Il m’est impossible de ne pas avoir honte devant cet homme qui ne me laisse pas insensible, honte quand il me dit, qu’avec Stan, pour comprendre, ils ont regardé certaines vidéos. Il passe cependant rapidement, m’expliquant que faisant chacun jouer leurs réseaux, ils ont pu me faire transférer aux États-Unis.
Afin que je ne me demande pas quant aux considérations financières, la plupart des procédures dont j’ai bénéficié ont été prodiguées gratuitement ou presque, en raison de leurs caractères expérimentaux, mais aussi universitaires. En effet, de nombreux étudiants ont participé à mon rétablissement en forgeant ainsi leurs techniques.

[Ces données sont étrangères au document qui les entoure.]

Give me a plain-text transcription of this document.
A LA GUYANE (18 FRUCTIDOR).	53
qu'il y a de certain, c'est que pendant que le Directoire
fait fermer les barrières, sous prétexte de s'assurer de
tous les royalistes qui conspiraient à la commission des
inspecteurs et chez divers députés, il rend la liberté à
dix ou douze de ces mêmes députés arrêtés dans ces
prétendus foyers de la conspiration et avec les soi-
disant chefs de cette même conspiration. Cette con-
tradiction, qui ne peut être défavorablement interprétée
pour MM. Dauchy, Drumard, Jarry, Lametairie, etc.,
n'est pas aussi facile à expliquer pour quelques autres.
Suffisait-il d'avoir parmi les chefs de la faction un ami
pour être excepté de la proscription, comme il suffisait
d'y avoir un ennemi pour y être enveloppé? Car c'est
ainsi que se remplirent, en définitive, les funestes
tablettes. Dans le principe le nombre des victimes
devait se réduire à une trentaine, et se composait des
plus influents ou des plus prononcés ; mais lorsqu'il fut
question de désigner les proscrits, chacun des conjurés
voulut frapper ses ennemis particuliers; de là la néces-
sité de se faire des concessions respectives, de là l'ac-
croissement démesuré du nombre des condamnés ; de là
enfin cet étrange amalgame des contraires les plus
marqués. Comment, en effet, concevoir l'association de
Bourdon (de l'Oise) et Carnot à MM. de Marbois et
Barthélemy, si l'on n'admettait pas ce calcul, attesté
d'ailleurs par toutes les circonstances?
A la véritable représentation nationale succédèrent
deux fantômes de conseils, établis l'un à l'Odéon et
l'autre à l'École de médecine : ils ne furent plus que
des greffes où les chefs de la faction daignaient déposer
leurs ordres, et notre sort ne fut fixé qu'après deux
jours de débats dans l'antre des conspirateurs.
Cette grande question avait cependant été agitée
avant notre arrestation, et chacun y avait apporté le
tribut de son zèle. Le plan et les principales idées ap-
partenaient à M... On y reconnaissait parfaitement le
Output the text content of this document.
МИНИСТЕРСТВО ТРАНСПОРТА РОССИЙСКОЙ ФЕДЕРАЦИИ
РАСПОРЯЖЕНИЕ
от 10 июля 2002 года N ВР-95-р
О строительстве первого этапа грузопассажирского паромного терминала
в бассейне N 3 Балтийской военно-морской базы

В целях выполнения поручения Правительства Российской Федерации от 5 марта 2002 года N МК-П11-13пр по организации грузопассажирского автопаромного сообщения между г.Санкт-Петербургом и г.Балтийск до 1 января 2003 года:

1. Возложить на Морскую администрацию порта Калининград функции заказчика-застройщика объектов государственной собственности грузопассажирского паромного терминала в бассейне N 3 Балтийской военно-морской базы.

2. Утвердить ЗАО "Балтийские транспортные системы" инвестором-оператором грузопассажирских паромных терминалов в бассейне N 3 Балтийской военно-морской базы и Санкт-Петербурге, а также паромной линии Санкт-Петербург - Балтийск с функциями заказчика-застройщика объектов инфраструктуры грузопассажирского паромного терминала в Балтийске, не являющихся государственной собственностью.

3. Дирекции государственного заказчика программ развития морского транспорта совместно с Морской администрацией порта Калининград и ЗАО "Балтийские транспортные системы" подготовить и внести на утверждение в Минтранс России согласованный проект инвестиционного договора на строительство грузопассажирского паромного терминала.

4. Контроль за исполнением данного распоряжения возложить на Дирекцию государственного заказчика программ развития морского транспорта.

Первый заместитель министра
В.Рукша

Ce qui m’importe plus que tout ce qu’il vient de m’expliquer, c’est encore une fois la chaleur de sa main, celle qui tient chaud à mon âme, celle qui fait battre mon cœur. C’est grâce à lui que j’avance, que je tiens bon. C’est pour cela que je lui fais une demande particulière, qui le surprend puis à laquelle il va accéder. Nous en sommes heureux tous les deux. Ce sera mon fil conducteur pour toute la suite.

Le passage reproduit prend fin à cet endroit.